During the first open enrollment period (October 2013 through April 2014) 156,899 Ohio residents were enrolled in Medicaid or CHIP (those who were newly-eligible under the expanded Medicaid guidelines were able to begin enrolling on December 9, 2013).
But people can enroll directly through Ohio Medicaid as well, and enrollment in Medicaid and CHIP continue year-round; it’s not a limited enrollment window like private plans. From the fall of 2013 to July 2016, total Medicaid and CHIP enrollment in Ohio grew by 26 percent. Net enrollment grew by nearly 600,000 people during that time frame.
Ohio Medicaid history
Ohio enacted Medicaid in July 1966, just six months after the earliest states to do so. The state implemented CHIP (Children’s Health Insurance Program) in 1998, initially covering children up to age 19 with household income up to 150 percent of poverty (that upper threshold was later increased to 200 percent of poverty).
The federal government pays 67 percent of the cost of Ohio’s traditional Medicaid program, and the state pays the remainder. But the state gets a far better deal when it comes to Medicaid expansion: For 2014 – 2016, the federal government has paid 100 percent of the cost of covering the population that’s newly-eligible population under the ACA’s Medicaid expansion guidelines.
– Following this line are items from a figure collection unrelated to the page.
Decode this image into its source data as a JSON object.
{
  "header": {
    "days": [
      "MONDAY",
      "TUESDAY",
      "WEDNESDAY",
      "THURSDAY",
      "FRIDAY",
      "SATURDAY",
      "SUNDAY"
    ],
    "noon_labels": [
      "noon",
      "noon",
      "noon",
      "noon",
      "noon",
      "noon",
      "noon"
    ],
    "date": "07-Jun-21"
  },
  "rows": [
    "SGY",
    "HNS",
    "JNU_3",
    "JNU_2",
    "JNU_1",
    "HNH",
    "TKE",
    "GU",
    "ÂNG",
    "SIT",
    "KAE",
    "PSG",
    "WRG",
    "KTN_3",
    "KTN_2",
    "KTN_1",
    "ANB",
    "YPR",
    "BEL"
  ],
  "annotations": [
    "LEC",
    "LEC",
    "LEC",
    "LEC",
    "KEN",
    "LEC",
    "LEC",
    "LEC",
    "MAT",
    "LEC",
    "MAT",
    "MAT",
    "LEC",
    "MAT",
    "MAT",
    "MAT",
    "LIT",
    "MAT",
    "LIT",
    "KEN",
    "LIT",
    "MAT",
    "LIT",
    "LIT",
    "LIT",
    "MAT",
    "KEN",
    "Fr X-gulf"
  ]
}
That percentage will decline to 95 percent in 2017, and by 2020 the state will be paying 10 percent of the cost of covering the newly-eligible population.
In 2011, Governor Kasich created the Ohio Governor’s Office of Health Transformation to “modernize Medicaid, streamline health and human services programs, and pay for value.”
And although the ACA’s Medicaid expansion took effect in January 2014 in Ohio (as it did in all states that were early-adopters of Medicaid expansion), the state also used a Section 1115 waiver to expand Medicaid in 2013 to cover 30,000 non-elderly adults in Cuyahoga County. The eligibility threshold extended to 133 percent of the poverty level (the same as the ACA guidelines), so unless they had a change in income during the year, those early enrollees were able to transition to regular Medicaid expansion starting in 2014.